Wow, what an incredible 12 months: 2017's data center year in review

Predictions of the present past from today's future, or something

Comment The data center market is hot, especially now that we are getting a raft of funky new stuff, from promising non-Intel chips and system architectures to power and cooling optimizations.

Since we're all thinking several quarters ahead anyway, we're practically in 2018. So from that point of view, we may as well look back at 2017 and tell you how it all went down and why. Thus, here is my “2017 Data Center Year in Review,” with ten byte-sized inevitable outcomes.

Data center optimization is here

Data centers are information factories with lots of components and moving parts. There was a time when companies started becoming much more complex, which fueled the massive enterprise resource planning market. Managing everything in the data center is in a similar place. To automate, monitor, troubleshoot, plan, optimize, cost-contain, report, etc, is a giant task, and we were happy to see new apps in this area.

Data center infrastructure management was billed as the cool new way to provide visibility into and control of IT. Everyone realized how badly they needed it and wondered how they did without it. Some day, it will be one cohesive thing, but for now, because it’s such a big task, there are several companies addressing different parts of it.

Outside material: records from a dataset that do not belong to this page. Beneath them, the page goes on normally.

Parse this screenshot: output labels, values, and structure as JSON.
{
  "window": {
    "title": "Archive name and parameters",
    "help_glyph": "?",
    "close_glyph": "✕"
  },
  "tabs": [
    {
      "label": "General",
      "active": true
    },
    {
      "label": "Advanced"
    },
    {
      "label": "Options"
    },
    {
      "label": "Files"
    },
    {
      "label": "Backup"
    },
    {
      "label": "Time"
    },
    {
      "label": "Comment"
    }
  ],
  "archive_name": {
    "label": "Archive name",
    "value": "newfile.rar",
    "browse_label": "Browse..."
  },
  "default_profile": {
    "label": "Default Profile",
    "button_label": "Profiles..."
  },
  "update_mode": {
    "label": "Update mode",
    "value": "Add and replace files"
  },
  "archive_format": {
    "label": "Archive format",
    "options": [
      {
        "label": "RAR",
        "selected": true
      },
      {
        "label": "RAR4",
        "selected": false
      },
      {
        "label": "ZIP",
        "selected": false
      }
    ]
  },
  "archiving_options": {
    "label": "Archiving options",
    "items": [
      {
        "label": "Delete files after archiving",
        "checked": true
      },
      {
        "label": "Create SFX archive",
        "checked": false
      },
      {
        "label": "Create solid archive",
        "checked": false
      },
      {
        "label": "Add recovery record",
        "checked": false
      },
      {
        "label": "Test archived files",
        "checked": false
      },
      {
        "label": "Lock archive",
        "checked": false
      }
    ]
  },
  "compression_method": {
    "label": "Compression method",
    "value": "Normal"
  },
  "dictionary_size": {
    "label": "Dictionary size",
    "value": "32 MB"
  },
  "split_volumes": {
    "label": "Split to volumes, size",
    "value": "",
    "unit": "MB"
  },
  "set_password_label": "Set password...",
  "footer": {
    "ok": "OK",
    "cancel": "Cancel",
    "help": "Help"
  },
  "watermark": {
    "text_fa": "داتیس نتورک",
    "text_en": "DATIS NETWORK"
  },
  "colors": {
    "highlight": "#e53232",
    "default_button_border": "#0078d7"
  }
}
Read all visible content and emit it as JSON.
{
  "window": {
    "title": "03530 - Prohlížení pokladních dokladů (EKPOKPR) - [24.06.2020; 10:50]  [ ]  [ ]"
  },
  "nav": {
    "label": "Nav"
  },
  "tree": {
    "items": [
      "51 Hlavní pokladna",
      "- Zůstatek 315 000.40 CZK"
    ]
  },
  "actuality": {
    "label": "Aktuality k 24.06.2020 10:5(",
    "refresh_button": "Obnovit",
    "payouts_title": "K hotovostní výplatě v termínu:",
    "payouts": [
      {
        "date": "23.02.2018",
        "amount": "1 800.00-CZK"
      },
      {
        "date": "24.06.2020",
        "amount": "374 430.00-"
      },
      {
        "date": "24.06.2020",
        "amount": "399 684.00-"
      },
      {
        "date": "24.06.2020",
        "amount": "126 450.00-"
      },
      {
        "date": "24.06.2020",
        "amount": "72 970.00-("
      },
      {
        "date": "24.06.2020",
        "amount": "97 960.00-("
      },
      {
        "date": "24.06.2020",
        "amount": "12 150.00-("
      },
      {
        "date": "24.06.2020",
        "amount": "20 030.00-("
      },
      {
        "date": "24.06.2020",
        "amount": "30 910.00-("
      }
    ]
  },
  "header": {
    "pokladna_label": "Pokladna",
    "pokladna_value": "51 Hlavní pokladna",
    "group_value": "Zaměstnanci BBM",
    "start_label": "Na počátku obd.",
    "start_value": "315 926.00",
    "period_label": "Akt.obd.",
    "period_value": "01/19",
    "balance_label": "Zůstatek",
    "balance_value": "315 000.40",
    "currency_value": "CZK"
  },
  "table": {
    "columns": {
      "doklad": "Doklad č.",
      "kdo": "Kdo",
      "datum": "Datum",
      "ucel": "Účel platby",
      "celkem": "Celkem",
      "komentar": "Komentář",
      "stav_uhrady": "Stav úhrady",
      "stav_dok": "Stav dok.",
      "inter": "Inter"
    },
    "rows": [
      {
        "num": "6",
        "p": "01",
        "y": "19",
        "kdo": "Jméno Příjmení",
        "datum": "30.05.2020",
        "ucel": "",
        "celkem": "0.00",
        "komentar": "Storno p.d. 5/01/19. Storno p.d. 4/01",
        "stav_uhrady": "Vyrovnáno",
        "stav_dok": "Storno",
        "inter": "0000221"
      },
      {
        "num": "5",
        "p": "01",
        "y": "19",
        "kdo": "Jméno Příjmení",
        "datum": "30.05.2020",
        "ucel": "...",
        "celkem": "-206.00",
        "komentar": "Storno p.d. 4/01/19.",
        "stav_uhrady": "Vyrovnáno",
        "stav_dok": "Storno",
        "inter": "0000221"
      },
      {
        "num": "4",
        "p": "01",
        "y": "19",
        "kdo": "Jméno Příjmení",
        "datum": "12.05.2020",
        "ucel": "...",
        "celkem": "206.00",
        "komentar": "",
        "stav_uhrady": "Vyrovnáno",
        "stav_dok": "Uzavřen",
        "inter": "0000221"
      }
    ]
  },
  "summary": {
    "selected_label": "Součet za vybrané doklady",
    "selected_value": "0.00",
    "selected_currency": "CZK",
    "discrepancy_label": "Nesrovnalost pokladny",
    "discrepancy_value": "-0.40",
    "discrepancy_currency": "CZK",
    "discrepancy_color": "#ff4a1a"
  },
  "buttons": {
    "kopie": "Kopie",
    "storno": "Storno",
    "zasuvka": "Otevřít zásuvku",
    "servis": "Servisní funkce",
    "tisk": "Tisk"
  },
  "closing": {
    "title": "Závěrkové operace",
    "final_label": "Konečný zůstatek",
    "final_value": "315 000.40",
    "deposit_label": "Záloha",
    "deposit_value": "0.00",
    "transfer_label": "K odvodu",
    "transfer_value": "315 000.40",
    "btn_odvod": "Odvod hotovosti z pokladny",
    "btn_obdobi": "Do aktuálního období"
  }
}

Azure will grow faster than AWS

Cloud is the big wave, of course, and almost anything that touches it is on the right side of history. So, it was little surprise that private and hybrid clouds grew nicely and they even tempered the growth of public clouds. But the growth of public clouds continued to impress, despite increasing recognition that they are not the cheapest option.

AWS led again, capturing most new apps. However, Azure grew faster, on the strength of landing new apps but also bringing along the existing apps, where Microsoft maintains a significant footprint.

Moving Exchange, Office, and other apps to the cloud, in addition to operating lots of regional data centers and having lots of local feet on the ground, must have helped.

Some of the same dynamics helped Oracle show a strong hand and get close to Google and IBM, and large telcos stayed very much in the game. Smaller players persevered and even grew, but they also started to realize that public clouds are their supplier or partner, not their competition! It was cheaper for them to OEM services from bigger players, or offer joint services, than to build and maintain their own public cloud.

Great Wall of persistent memory will become a thing

Just as the hottest thing in enterprise became Big Data, we find that the most expensive part of computing is moving all that data around. Figures, right? Naturally, we started seeing in-situ processing: instead of data going to compute, compute would go to data, processing it locally wherever data happens to be.

But then the gap between CPU speed and storage speed separated apps and data. Memory became the bottleneck. In came storage class memory (mostly flash, with a nod to other promising technologies), getting larger, faster and cheaper.

So, we started seeing examples of apps using a Great Wall of persistent memory, built by hardware and software solutions that bridge the size/speed/cost gap between traditional storage and DRAM. Eventually, we expect programming languages to naturally support byte-addressable persistent data.

System vendors will announce racks, not servers

Vendors already configured and sold racks, but they often populated them with servers that were designed as if they’d be used stand-alone. Vendors with rack-level thinking were doing better because designing the rack vs the single node let them add value to the rack, while removing unneeded value from server nodes.

So server vendors started thinking of a rack, not a single-node, as the system they sell. Intel’s Rack Scale Architecture continued to be on the right track, a real competitive advantage, and an indication of how traditional server vendors must adapt. The server rack became the next level of integration and is now what a “typical system” looks like. Going forward, multi-rack systems are where server vendors have a shot at adding real value. HPC vendors have long been there.

Server revenue growth will be lower than GDP growth

Traditional enterprise apps – the bulk of what runs on servers – showed that they had access to enough compute capacity already. Most of that work is transactional, so their growth is correlated with the growth in GDP, minus efficiencies in processing.

New apps, on the other hand, are hungry, but they are much more distributed, more focused on mobile clients, and more amenable to what we call high-density processing: algorithms that have a high ops/bytes ratio running on hardware that provides similarly high ops/byte capability – ie, compute accelerators like GPUs, FPGAs, vector processors, manycore CPUs, and ASICs.

On top of that, there was more in-situ processing: processing the data wherever it happens to be, locally, vs sending it around to, say, the backend. This was made easier by the significant rise in client-side computing power and more capable switches and storage nodes that can do a lot of local processing.

We also continued to see cloud computing and virtualization eliminate idle servers and increase the utilization rates of existing systems. Finally, commoditization of servers and racks, driven by fewer-but-larger buyers and standardization efforts like the Open Compute Project, put pressure on server costs and continued to limit the areas in which server vendors can add value. The old adage in servers: “I know how to build it so it costs $1m, but don’t know how to build it so it’s worth $1m” was never more true.

These all combined to keep server revenues in check. We saw the 5G’s wow-speeds but modest roll-out, and thought it could drive a jump in video and some server-heavy apps, but that’d have to wait.